Articles

CROIX PETITE TEMOIGNAGES

 

 

 

 

ELOYROY

 Les femmes qui suivaient Jésus 

 dessins de Eloy Roy 

  

  


 

DES SOEURS RACONTENT LEUR VOCATION

 

Je suis entrée au monastère le 28 janvier 1978, il y a donc 36 ans passés. J’en avais alors presque 22, je vous laisse faire le calcul ! Comment cela s’est-il fait ? Je me rappelle qu’en venant faire un premier séjour incognito à l’hôtellerie, en août de l’année précédente, avec une religieuse du service des vocations qui connaissait l’endroit, je m’étais dit en moi-même : « Maintenant, je ne crois plus au hasard ». Mon arrivée en ce lieu m’apparaissait comme l’aboutissement d’un long parcours, celui de ma vie, dont les hauts et les bas, les tours et les détours se reliaient et prenaient sens pour m’avoir finalement amenée ici.

Quelques jalons ressortaient. En particulier l’épisode de ma communion solennelle. Au moment du renouvellement de la profession de foi, quand l’officiant nous avait demandé si nous renoncions « à Satan et à ses pompes », je n’avais pas eu de problème pour affirmer « oui, je le rejette ». Mais lorsqu’il en est venu à « croyez-vous en Dieu », je me suis soudain aperçue que ce n’était pour moi qu’un mot vide de sens et, au milieu des autres qui répondaient « nous croyons », j’ai dit : « je ne sais pas » ! J’avais comme saisi d’instinct qu’en face d’une telle question, je ne pouvais honnêtement faire acte de foi que s’il y avait vraiment quelqu’un.

Cette prise de conscience d’une absence, qui correspondait avec les débuts de mon adolescence, a marqué le point de départ d’une période de doute, de non-sens croissant de tout. La lecture du « Ainsi parlait Zarathoustra » de Nietzche constitue un autre jalon, en ce qu’elle a généré en moi, par je ne sais quelle opération, une intuition de l’absolu. Mais cet absolu était sans visage, hors de portée. Je m’enlisais dans un sentiment de relatif total et insatisfaisant.

Après un bac philo, j’ai voulu arrêter les études et travailler, pour voir si, en vivant comme tout le monde, cela irait mieux. Ces trois années en équipe informatique m’ont humainement beaucoup apportées. Mais je ne trouvais pas de sens à la vie, à ma vie. Jusqu’au point zéro où tout s’abîme … C’est alors que la « rencontre » se produisit.

J’étais abonnée au Club français du livre et dans le catalogue que je reçus à ce moment là où je touchais le fond, il y avait une Bible de poche proposée à la vente. J’ai eu faim de cette Parole que je ne connaissais pas et je l’ai commandée. Ensuite, quand je l’ai eue en main, j’ai décidé de la lire en suivant et sans parti pris.

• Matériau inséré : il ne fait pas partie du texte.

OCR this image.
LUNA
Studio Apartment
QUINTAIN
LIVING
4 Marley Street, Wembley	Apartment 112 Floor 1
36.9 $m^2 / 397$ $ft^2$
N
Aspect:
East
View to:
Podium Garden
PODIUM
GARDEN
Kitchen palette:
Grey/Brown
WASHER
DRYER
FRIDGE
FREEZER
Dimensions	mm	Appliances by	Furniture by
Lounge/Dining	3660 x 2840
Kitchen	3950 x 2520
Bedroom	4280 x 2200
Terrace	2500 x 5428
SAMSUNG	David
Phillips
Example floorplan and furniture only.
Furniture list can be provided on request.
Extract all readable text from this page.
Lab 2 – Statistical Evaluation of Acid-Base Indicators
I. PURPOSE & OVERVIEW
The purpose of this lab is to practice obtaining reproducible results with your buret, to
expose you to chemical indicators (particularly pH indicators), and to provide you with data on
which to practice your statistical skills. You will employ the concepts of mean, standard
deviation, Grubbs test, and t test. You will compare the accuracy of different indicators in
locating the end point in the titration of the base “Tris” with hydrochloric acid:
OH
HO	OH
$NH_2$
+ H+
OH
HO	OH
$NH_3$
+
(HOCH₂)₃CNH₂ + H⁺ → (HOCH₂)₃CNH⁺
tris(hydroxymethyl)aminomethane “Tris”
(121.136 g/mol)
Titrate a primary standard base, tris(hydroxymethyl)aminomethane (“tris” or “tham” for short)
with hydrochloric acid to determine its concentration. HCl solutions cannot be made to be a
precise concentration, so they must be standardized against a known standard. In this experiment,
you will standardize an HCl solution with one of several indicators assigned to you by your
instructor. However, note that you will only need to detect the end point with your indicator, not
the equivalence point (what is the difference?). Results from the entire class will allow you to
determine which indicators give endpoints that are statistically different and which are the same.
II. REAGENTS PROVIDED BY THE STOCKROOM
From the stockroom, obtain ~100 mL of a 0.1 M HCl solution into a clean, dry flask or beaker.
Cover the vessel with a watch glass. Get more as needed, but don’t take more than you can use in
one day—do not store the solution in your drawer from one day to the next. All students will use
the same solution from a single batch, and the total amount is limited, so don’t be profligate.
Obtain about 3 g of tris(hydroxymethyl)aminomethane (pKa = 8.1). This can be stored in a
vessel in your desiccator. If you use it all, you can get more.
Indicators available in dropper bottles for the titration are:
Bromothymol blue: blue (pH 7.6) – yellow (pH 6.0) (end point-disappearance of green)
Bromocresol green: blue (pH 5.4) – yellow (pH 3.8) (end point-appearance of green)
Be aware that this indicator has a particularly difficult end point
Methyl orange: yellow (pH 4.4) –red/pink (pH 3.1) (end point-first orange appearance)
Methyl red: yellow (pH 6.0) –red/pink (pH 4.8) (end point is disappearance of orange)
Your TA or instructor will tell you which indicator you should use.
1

Ainsi, chaque soir, avant de m’endormir, je lisais quelques pages dans mon lit, avançant au fur et à mesure avec ce peuple dont les résistances m’étonnaient, étonnez-vous !

J’arrivai ainsi, le 10 janvier 1977, au chapitre 53 du livre d’Isaïe, ce qu’on appelle le quatrième chant du serviteur. En reconnaissant dans ce serviteur le Christ « transpercé à cause de nos fautes, et dans ses blessures se trouvait notre guérison », je me suis ouverte à la présence de Celui que les paroles du prophète annonçaient en vérité. Le Christ a fait brèche en moi à travers ces mots et j’ai cru en Lui. Le lendemain matin, c’était comme si l’on m’avait rincé les yeux à grande eau. Dès lors ma vie prenait un tournant à 180 degrés. Puisque le Christ prenait sur lui ce qui m’empêchait de vivre, puisqu’il donnait sens à ma vie, ma vie était pour lui.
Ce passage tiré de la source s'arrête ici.